Here is a platform from which we could (a) do the Redesign Challenge (incorporate a new section or reformat an existing section to involve a sustainability theme) or (b) do the Project Studio – something that the students could go back to their home school/university and publish. Remember that we want to make this more than an exercise – we want to have feasibility, efficacy and a solid chance at survival (ie, sustainable).

For the Redesign Challenge, students could perhaps take apart a newspaper or newsletter and put it back together in
a format they think would work better. They would also be challenged to incorporate a section with a sustainability theme. For the Project Studio, a student team could assign roles of a typical newsletter/newspaper staff and put together or redesign or create a new section for a newsletter/newspaper.

Most students should be familiar with what roles are involved in a newsletter or newspaper team, but here are a few:

(1) Editors (Chief, Managing, Section, Copy, Creative)
(2) Writers/Reporters (content creators?)
(3) Graphic & Layout Designers
(4) Advertising Executive
(5) Budget/Finance Executive
(6) Printing/Publishing Executive
(7) Distribution
(8) Technology Lead

Ideas: Brainstorming in the Other Person’s Shoes

Saturday, May 14th, 2011

Could you get useful results from brainstorming from the perspective of a person who you have little knowledge about how he or she operates/functions? Certainly, we could expect to get a lot of useless or unfeasible ideas (especially if empathy is not a strong point) but if we remember that we are searching for a needle (idea) in a haystack type of idea, and that the centered perspective may be clouded or limited, why not consider the outside resources (if it is available)?
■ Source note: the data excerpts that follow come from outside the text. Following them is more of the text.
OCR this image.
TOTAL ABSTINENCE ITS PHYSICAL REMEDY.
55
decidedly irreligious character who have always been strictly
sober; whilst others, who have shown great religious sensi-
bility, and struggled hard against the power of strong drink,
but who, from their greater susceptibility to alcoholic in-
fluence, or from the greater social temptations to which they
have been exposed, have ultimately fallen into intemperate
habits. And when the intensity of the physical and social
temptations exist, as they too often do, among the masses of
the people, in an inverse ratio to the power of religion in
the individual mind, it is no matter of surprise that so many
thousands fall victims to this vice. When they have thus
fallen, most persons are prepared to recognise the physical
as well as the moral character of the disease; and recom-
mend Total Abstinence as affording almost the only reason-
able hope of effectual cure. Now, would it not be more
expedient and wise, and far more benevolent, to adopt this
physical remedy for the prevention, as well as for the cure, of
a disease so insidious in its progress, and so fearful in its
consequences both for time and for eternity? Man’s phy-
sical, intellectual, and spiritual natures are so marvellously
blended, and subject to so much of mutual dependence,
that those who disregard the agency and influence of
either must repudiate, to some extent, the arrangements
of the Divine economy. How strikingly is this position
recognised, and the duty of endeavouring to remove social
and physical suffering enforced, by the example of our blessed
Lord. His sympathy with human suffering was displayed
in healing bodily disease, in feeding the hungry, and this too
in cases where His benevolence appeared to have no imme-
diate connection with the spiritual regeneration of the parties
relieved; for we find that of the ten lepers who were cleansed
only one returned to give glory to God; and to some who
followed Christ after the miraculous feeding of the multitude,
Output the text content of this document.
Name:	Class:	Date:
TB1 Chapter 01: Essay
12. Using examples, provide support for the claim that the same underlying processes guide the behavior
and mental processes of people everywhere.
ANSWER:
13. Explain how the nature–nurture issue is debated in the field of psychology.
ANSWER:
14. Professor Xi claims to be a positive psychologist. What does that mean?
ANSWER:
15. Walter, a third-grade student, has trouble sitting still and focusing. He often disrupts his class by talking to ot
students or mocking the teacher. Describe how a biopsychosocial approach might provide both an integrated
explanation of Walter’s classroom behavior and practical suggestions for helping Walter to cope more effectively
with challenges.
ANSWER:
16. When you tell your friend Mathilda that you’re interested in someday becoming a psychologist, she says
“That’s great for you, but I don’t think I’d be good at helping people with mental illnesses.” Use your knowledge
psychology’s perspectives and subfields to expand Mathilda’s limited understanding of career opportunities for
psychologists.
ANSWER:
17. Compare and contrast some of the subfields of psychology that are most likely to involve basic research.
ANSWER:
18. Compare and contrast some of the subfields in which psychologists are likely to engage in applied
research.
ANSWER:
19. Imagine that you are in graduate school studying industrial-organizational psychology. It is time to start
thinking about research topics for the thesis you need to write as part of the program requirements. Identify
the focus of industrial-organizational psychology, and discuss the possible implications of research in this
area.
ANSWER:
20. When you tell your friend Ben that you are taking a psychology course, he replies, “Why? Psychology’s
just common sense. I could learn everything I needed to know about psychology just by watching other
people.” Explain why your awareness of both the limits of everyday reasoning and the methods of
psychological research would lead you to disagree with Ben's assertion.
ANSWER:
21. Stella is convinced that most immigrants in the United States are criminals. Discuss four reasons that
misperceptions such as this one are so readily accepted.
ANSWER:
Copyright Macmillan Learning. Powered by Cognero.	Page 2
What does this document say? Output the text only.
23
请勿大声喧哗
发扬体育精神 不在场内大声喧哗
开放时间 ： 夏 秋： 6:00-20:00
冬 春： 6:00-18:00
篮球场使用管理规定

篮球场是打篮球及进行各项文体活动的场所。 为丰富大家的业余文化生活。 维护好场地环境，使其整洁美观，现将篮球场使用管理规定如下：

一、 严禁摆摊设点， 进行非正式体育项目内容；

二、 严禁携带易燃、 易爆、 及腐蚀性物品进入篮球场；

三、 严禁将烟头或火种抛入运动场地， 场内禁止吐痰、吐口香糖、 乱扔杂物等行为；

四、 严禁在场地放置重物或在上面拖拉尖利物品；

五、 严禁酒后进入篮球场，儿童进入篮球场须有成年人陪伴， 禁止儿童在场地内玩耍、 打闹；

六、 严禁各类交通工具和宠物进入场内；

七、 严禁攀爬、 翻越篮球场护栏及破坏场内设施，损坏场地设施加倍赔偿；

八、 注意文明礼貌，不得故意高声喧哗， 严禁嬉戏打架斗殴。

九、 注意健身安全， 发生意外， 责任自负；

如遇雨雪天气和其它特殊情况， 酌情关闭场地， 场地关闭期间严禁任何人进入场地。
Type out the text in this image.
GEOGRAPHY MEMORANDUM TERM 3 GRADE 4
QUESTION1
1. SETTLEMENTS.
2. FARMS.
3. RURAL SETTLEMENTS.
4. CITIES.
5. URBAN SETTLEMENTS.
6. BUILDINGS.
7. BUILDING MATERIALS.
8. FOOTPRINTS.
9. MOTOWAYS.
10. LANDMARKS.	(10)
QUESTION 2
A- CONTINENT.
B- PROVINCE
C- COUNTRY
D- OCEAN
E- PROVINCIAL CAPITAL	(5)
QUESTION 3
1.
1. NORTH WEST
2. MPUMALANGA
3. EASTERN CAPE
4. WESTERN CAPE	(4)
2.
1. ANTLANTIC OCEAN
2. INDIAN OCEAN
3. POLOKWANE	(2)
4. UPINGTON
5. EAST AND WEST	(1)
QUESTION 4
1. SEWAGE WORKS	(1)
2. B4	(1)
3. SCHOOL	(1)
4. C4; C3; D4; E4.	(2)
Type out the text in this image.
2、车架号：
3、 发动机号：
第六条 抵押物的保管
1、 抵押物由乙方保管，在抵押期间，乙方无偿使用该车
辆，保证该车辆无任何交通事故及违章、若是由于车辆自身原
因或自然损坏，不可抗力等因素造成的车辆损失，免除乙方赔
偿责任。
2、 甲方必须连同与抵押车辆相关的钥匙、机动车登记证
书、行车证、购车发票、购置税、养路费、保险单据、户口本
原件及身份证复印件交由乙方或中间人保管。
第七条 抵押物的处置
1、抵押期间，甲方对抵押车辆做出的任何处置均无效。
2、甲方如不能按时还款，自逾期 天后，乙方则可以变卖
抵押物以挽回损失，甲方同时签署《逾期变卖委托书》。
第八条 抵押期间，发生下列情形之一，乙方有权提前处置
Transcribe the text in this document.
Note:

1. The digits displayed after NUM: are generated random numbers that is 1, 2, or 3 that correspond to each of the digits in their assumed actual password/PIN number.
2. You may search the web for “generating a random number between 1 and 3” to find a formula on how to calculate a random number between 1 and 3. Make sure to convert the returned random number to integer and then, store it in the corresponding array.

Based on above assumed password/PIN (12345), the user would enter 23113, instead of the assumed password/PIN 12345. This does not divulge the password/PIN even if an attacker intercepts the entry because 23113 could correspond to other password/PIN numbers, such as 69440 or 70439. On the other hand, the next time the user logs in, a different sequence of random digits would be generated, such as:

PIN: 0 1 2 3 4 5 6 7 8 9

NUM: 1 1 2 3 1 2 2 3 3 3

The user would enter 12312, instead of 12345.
For example, could a student (youth) put themselves in the mindset of a teacher or school administrator and come up with a program that would be feasible, efficacious and a good fit from the latter point of view? Would consideration of an idea from this alternate perspective limit the creativity? Or would it better the chances of an idea becoming approved?

In the real product world, a product is often developed and tested by very familiar minds who quickly cannot perceive the flaws. It might take someone completely unacquainted with a product to reveal the problems.